In August 2012, the historic Mills Building at 220 Montgomery Street in downtown San Francisco received a LEED Gold certification, making it the city’s oldest official LEED-certified structure. Originally designed and built in 1892 by Chicago architects Burnham and Root/D.H. Burnham & Company, the 10-story, 450,000-square-foot building, notable for its subtle Romanesque detailing, is owned by The Swig Company, which is headquartered in the building and manages more than nine million square feet of office space across the country.
Regarding the decision to undergo a LEED overhaul, Chris Wong, property manager for the building, says, “The Swig Company purchased the building in 1954, so the Mills Building has a lot of history for the family. We’ve always recognized the importance of keeping the building up to date with various sustainability initiatives.”

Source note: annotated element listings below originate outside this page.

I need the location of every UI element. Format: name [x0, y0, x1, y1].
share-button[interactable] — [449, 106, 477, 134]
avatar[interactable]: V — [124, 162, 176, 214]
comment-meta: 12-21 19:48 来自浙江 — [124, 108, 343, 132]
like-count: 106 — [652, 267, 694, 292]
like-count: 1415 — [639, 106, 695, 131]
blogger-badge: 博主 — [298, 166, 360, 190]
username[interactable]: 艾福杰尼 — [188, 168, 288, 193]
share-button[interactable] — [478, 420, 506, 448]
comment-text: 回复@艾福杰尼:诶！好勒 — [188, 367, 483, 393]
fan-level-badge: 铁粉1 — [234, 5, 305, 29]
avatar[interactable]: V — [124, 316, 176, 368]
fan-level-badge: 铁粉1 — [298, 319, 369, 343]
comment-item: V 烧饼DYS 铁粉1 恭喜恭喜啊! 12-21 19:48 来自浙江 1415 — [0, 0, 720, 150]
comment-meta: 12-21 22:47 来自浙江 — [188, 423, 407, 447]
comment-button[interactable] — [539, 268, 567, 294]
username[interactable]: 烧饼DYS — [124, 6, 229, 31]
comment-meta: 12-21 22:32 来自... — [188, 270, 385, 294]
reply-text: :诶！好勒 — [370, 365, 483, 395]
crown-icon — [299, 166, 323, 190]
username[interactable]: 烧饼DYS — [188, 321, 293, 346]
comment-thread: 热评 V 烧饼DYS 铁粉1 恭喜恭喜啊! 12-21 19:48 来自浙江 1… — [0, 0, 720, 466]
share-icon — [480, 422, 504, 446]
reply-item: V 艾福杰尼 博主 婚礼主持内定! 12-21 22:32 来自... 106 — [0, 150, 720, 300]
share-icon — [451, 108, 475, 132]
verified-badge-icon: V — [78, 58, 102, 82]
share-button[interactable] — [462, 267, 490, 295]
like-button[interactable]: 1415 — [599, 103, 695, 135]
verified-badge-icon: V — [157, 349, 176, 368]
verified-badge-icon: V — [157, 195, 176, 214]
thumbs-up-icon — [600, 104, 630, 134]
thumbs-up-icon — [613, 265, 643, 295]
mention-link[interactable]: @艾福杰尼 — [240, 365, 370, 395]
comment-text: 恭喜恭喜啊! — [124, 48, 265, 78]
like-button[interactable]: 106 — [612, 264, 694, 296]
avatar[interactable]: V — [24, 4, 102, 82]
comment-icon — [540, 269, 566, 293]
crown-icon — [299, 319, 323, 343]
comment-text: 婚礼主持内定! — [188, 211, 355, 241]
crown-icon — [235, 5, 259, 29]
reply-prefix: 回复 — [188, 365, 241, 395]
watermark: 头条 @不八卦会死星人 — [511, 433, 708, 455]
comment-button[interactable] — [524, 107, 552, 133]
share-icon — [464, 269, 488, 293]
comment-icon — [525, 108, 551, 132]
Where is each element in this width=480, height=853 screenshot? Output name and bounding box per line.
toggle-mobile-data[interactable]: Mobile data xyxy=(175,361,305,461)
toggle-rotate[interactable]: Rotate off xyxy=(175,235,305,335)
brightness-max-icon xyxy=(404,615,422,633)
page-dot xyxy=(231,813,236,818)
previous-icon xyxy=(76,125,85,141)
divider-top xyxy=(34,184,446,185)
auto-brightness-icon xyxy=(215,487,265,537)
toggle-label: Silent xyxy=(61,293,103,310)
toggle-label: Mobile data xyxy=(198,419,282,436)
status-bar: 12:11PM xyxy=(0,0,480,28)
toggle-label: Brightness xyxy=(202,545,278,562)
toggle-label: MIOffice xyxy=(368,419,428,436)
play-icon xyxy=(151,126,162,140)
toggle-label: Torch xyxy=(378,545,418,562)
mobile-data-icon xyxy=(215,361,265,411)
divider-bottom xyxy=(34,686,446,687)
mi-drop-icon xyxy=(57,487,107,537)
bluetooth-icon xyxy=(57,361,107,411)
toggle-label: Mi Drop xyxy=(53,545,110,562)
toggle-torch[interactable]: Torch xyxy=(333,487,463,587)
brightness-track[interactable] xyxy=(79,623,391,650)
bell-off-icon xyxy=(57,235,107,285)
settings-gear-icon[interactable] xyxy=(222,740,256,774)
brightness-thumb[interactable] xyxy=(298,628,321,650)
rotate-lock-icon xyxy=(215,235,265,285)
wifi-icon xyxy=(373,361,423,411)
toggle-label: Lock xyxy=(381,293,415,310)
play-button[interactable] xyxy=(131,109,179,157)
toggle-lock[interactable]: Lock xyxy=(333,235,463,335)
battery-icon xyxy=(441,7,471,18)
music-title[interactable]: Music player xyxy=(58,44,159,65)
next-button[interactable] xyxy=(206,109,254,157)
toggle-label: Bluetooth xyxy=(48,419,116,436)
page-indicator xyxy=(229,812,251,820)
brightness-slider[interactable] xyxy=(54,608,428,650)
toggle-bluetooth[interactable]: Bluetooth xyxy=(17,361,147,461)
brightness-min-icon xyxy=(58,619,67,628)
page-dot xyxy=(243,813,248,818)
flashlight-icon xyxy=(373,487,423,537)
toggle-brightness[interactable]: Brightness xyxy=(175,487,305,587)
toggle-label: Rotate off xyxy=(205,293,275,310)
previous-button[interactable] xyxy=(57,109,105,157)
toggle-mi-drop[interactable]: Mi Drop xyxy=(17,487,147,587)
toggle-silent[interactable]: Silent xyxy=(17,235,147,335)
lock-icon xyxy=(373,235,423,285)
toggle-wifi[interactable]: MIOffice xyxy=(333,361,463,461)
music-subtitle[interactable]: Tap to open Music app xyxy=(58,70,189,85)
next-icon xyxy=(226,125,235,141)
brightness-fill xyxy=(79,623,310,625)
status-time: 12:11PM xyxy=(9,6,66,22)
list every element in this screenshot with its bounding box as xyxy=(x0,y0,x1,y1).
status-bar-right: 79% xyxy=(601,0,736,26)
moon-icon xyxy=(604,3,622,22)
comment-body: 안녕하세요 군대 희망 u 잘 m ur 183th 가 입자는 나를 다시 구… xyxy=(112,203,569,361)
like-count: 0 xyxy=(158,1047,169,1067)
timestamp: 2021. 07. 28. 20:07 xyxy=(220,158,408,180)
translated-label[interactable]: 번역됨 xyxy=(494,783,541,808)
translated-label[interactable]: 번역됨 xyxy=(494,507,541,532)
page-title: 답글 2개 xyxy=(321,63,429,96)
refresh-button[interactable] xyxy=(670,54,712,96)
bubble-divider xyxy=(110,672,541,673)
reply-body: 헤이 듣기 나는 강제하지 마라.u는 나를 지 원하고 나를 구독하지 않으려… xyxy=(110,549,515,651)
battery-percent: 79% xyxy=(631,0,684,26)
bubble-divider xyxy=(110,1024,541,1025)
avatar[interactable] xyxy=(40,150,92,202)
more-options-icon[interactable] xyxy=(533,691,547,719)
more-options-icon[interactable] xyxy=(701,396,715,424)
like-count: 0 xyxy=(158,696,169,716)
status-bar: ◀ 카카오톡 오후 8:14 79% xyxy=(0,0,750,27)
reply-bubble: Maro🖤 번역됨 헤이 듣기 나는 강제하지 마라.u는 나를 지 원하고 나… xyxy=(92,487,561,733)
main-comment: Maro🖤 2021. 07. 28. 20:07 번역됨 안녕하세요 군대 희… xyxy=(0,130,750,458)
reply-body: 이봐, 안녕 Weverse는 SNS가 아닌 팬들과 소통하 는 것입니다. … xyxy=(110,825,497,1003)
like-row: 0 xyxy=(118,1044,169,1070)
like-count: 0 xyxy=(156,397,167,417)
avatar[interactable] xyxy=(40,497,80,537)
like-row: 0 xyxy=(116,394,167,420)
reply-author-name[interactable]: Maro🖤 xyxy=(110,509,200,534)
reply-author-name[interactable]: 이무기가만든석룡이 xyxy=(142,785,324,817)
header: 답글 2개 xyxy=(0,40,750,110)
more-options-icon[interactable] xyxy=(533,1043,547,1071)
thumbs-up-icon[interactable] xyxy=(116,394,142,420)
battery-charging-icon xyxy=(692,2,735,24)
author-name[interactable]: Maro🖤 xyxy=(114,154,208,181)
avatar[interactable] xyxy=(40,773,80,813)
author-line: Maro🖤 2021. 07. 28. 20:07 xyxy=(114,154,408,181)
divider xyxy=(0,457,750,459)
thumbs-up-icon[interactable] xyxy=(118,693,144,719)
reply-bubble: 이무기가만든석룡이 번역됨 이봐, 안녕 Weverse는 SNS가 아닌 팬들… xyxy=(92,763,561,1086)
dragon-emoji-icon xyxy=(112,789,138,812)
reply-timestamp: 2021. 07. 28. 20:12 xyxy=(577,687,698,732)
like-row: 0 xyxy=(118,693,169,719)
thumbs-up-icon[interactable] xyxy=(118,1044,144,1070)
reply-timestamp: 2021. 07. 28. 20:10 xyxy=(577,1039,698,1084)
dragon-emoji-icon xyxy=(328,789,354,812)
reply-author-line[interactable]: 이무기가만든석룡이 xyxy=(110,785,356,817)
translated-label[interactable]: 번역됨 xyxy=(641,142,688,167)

In 1974, the Mills Building was added to the National Register of Historic Places, so it is not only a high-profile building in the Bay Area architectural landscape but also the oldest in Swig’s portfolio. An in-depth energy consultation performed by Leading Edge Consulting helped inform the overhaul, which led to a building-wide adaptation of an energy-management system, allowing for the building managers to better moderate usage and expenditure. “This system, which has especially altered the lighting in the building, is really helpful because it began to give us a way of quantifying our savings,” Wong says.
Aided by the energy-management system, which is used partly to respond to strict demand-response requests, lighting in the corridors and public areas is managed by the system, and high-intensity lighting is being replaced with low-energy LED options. The LEED overhaul also created daylight-harvesting opportunities in the elevator lobbies. Lighting automation features are included in the building’s 220 tenant spaces, which range from 200 to 42,000 square feet. “We’ve seen a significant drop in our electric costs with the changes in these lighting systems,” Wong says. “We’ve also slowed down the speed of our elevator cabs. We have 12 passenger cabs, and we’ve seen a lot of energy savings here with no decrease in tenant satisfaction for elevator speed.”
The building also includes temperature moderators for its steam fittings, where it gathers its heat and then reduces stress on the boilers by allowing for better temperature moderation.
With a designation of LEED Gold, the Mills Building is the third LEED-certified building in Swig’s portfolio. The Kaiser Center Building, in Oakland, California, and the 180 Montgomery Building, across the street from the Mills Building, also have LEED Gold certifications, but the Mills Building is the company’s only historical building to have it. As Wong says, “The overhaul has given us a great way to bring the old architecture into the new world.”